Het Hof overweegt als volgt.
(...)
Het hof volgt niet het verweer van verdachte dat er vanuit dient te worden gegaan dat een ander dan verdachte, en wel zijn neef [betrokkene 3], de etui met de wikkels met cocaïne in zijn auto heeft gelegd. Op grond van de jurisprudentie (HR NJ 1987, 493) geldt als hoofdregel dat er in beginsel van dient te worden uitgegaan dat degene die als enige inzittende over een auto beschikt ervan op de hoogte is welke voorwerpen zich daarin bevinden, tenzij sprake is van aanwijzingen voor het tegendeel. Daarvan is hier geen sprake.

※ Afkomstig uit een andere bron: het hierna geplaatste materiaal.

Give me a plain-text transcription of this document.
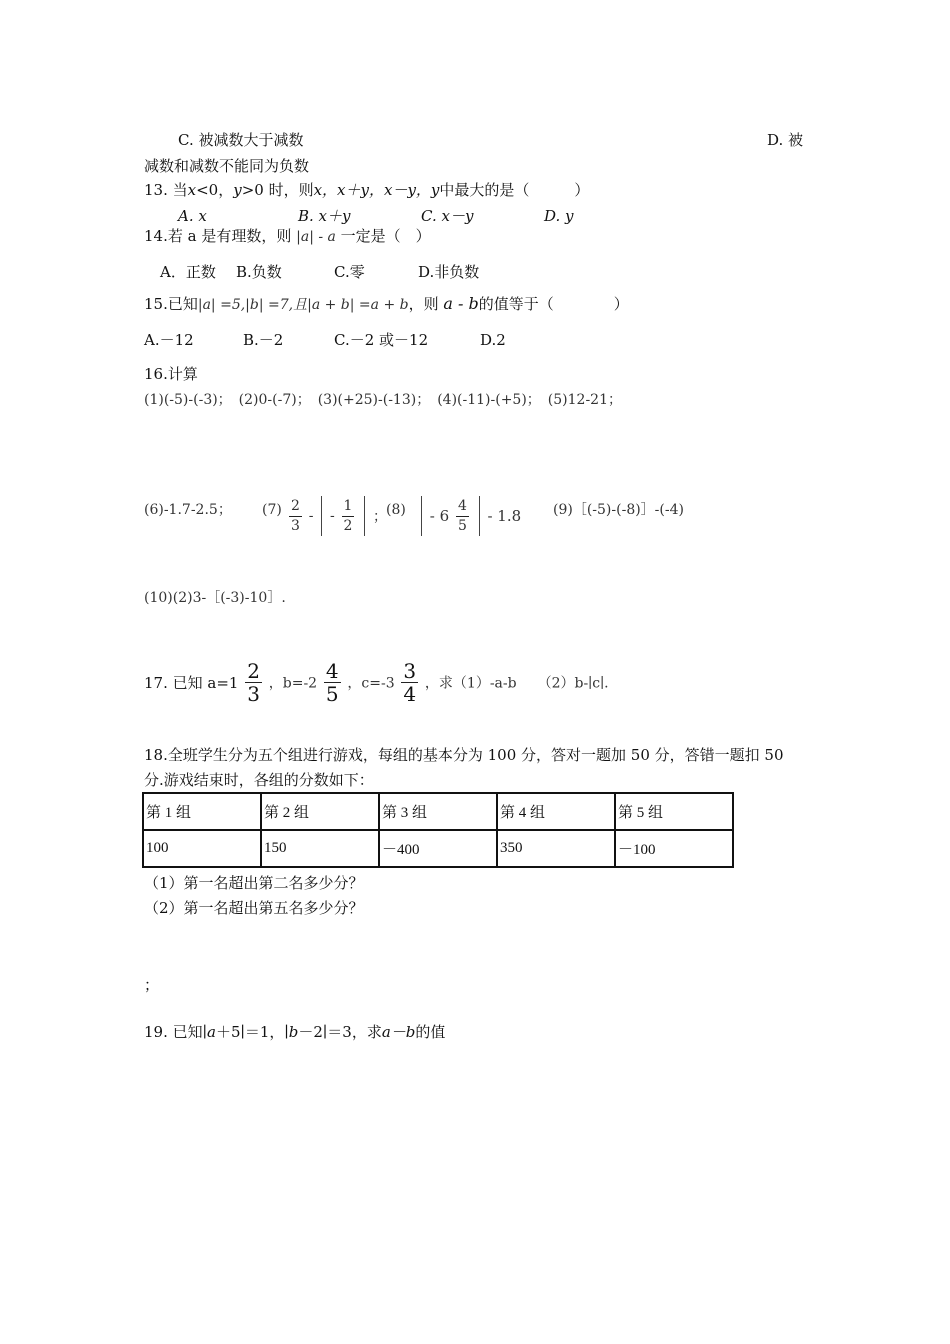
C. 被减数大于减数	D. 被
减数和减数不能同为负数
13. 当x<0，y>0 时，则x，x＋y，x－y，y中最大的是（　　　）
A. x	B. x＋y	C. x－y	D. y
14.若 a 是有理数，则 |a| - a 一定是（　）
A．正数 B.负数	C.零	D.非负数
15.已知|a| =5,|b| =7,且|a + b| =a + b，则 a - b的值等于（　　　　）
A.－12	B.－2	C.－2 或－12	D.2
16.计算
(1)(-5)-(-3)；　(2)0-(-7)；　(3)(+25)-(-13)；　(4)(-11)-(+5)；　(5)12-21；
(6)-1.7-2.5； $(7) \frac{2}{3}$ - - $\frac{1}{2}$ ； (8)	- $6 \frac{4}{5} - 1.8$ (9)［(-5)-(-8)］-(-4)
(10)(2)3-［(-3)-10］.
17. 已知 $a=1 \frac{2}{3}$ ，$b=-2 \frac{4}{5}$ ，$c=-3 \frac{3}{4}$ ，求（1）-a-b　　（2）b-∣c∣.
18.全班学生分为五个组进行游戏，每组的基本分为 100 分，答对一题加 50 分，答错一题扣 50
分.游戏结束时，各组的分数如下：
第 1 组	第 2 组	第 3 组	第 4 组	第 5 组
100	150	－400	350	－100
（1）第一名超出第二名多少分？
（2）第一名超出第五名多少分？
；
19. 已知∣a＋5∣＝1，∣b－2∣＝3，求a－b的值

In de eerste plaats heeft verdachte wisselende verklaringen afgelegd ten aanzien van de vraag of er kort voor zijn aanhouding ook nog andere personen in de auto hebben gereden die hij bestuurde (een groene Volkswagen Polo), voordat hij een bezoek aan zijn ouders aflegde aan de [a-straat 1] te Veenendaal. Voorts heeft de zus van verdachte (voor wie de Volkswagen Polo was bestemd) tijdens haar verhoor bij de politie op 15 november 2009 verklaard dat zij op 6 november 2009 met die auto naar de woning van haar ouders in Veenendaal is gegaan en dat haar broer die middag rond 16.00 uur met de Volkswagen Polo is weggereden en dat zij weet dat op het moment dat verdachte die auto meenam de auto helemaal leeg was en er alleen nog autopapieren in de auto lagen.

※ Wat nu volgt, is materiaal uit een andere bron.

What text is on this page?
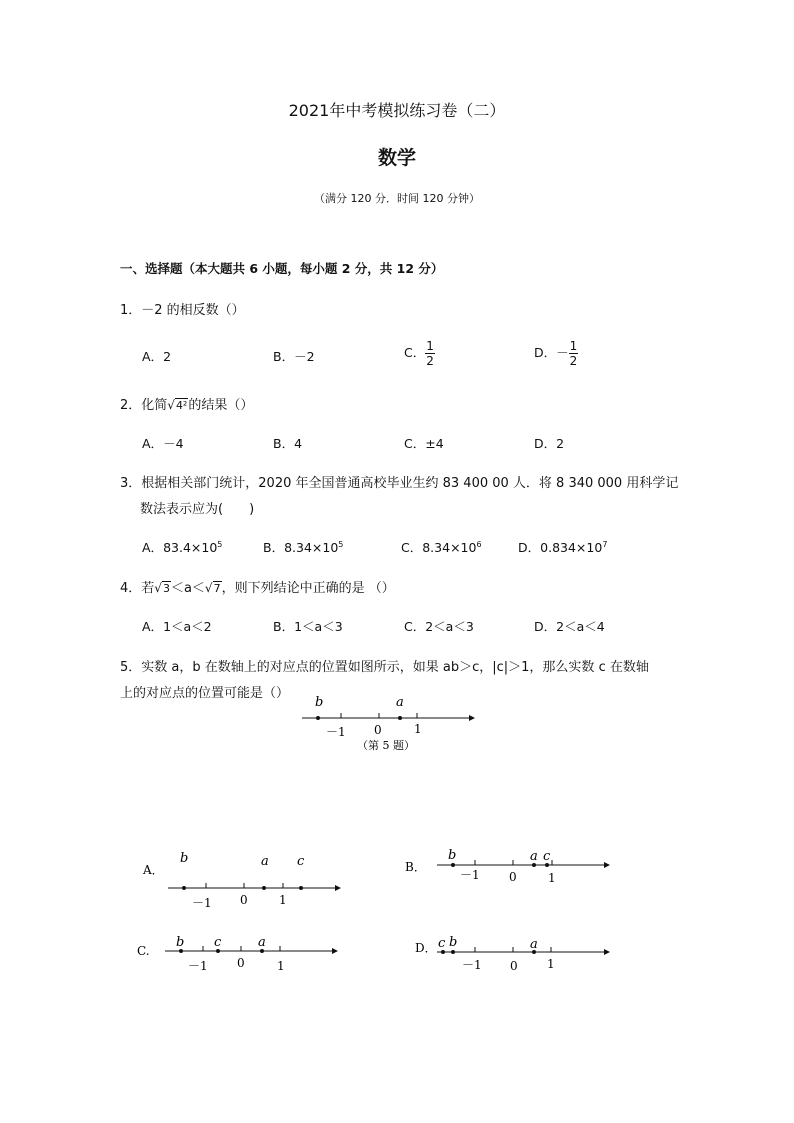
2021年中考模拟练习卷（二）
数学
（满分 120 分．时间 120 分钟）
一、选择题（本大题共 6 小题，每小题 2 分，共 12 分）
1．－2 的相反数（）
A．2	B．－2	C． $\frac{1}{2}$	D．－ $\frac{1}{2}$
2．化简√4²的结果（）
A．－4	B．4	C．±4	D．2
3．根据相关部门统计，2020 年全国普通高校毕业生约 83 400 00 人．将 8 340 000 用科学记
数法表示应为(　　)
A．$83.4\times 10^5$	B．$8.34\times 10^5$	C．$8.34\times 10^6$	D．$0.834\times 10^7$
4．若√3＜a＜√7，则下列结论中正确的是 （）
A．1＜a＜2	B．1＜a＜3	C．2＜a＜3	D．2＜a＜4
5．实数 a，b 在数轴上的对应点的位置如图所示，如果 ab＞c，|c|＞1，那么实数 c 在数轴
上的对应点的位置可能是（）
b	a
－1 0	1
（第 5 题）
A．
b	a c
－1 0	1
B．
b	a c
－1 0	1
C.
b c	a
－1 0	1
D． c b	a
－1 0 1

Verdachte heeft verklaard dat het slot van de auto kapot was en dat zijn neef [betrokkene 3] de drugs dus gemakkelijk in de Volkswagen Polo kon leggen, binnen het korte tijdsbestek dat hij in de woning van zijn ouders was en dat [betrokkene 3] een motief had om dat te doen. Het hof acht deze verklaring van verdachte ook tegen de hierboven genoemde achtergrond van mogelijke onbetrouwbaarheid van [betrokkene 3] en mogelijke bestaande grieven van [betrokkene 3] jegens verdachte in de persoonlijke of zakelijke sfeer, onvoldoende onderbouwd. Daarbij houdt het hof rekening met de omstandigheden dat de hoeveelheid cocaïne die in de auto werd aangetroffen aanzienlijk is geweest, dat de tijdspanne waarbinnen verdachte in de woning van zijn ouders is geweest (tussen ongeveer 15.00 en 16.00 uur) relatief kort is geweest en dat het etui waarin de wikkels met de cocaïne werd aangetroffen voor verdachte in het zicht lag, te weten rechts naast de handrem, in/op het middenconsole, zodat door [betrokkene 3], als hij de cocaïne daar had neergelegd, er niet op kon worden gerekend dat verdachte of een derde de aanwezigheid van het etui, niet terstond na het plaatsnemen in de auto zou hebben bemerkt."